Je suis très contente de poster ce chapitre, comme il introduit trois personnages très importants dans l'univers, et qu'on reverra assez souvent par la suite ! Dont un BIG BOSS DU GAME.

Note supplémentaire : il y a le pronom « iel » utilisé dans ce chapitre puisque deux de ces personnages sont des êtres agenres. Il y a donc aussi utilisation de points médians. Ce sera le cas avec d'autres personnages, que vous allez rencontrer dans les tous derniers chapitres.

* C'est assez ironique puisque c'est ce type de problèmes administratifs qui m'a inspiré cette histoire.

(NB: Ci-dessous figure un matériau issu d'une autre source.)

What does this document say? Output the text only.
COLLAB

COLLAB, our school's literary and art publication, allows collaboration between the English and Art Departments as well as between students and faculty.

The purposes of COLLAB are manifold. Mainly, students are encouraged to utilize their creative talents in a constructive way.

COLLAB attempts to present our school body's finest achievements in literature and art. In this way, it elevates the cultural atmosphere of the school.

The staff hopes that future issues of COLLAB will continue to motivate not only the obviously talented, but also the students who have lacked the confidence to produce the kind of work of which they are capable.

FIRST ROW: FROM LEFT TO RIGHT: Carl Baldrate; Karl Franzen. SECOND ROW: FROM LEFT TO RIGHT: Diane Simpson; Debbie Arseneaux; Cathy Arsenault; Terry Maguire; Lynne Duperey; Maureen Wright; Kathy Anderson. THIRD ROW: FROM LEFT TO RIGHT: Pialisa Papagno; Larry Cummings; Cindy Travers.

Quand la radio officielle de l'Enfer proposa à Miss Fortune de les rejoindre dans leurs locaux pour raconter les aventures qu'elles avait vécues sur Terre, elle refusa. Tout le monde se fichait bien de ce qu'elle y avait fait, de ce qu'elle y avait ressenti.C'était presque drôle, l'utilisation de l'expression « avoir vécu ». Il était vrai que durant quelques semaines, elle s'était sentie comme vivante à nouveau, presque humaine, entourée d'amies et avec un but. Et maintenant...

 

Et maintenant, elle n'avait plus ni amies, ni but. Son avenir s'était éclairci puisque la menace de l'Effondrement Final s'était fait moindre mais paradoxalement, il était plus obscur que jamais. Alors que la voix du journaliste se mêlait à la cacophonie alentour, elle sentit une présence proche d'elle. Tout en posant sa main en un geste protecteur sur l'épaule de la démone, Lénore articula de sa voix calme:

– Je crois que Miss Fortune a besoin de se reposer après ces péripéties. Mais je suis sûre que son collègue se fera un plaisir de conter son... leur récit.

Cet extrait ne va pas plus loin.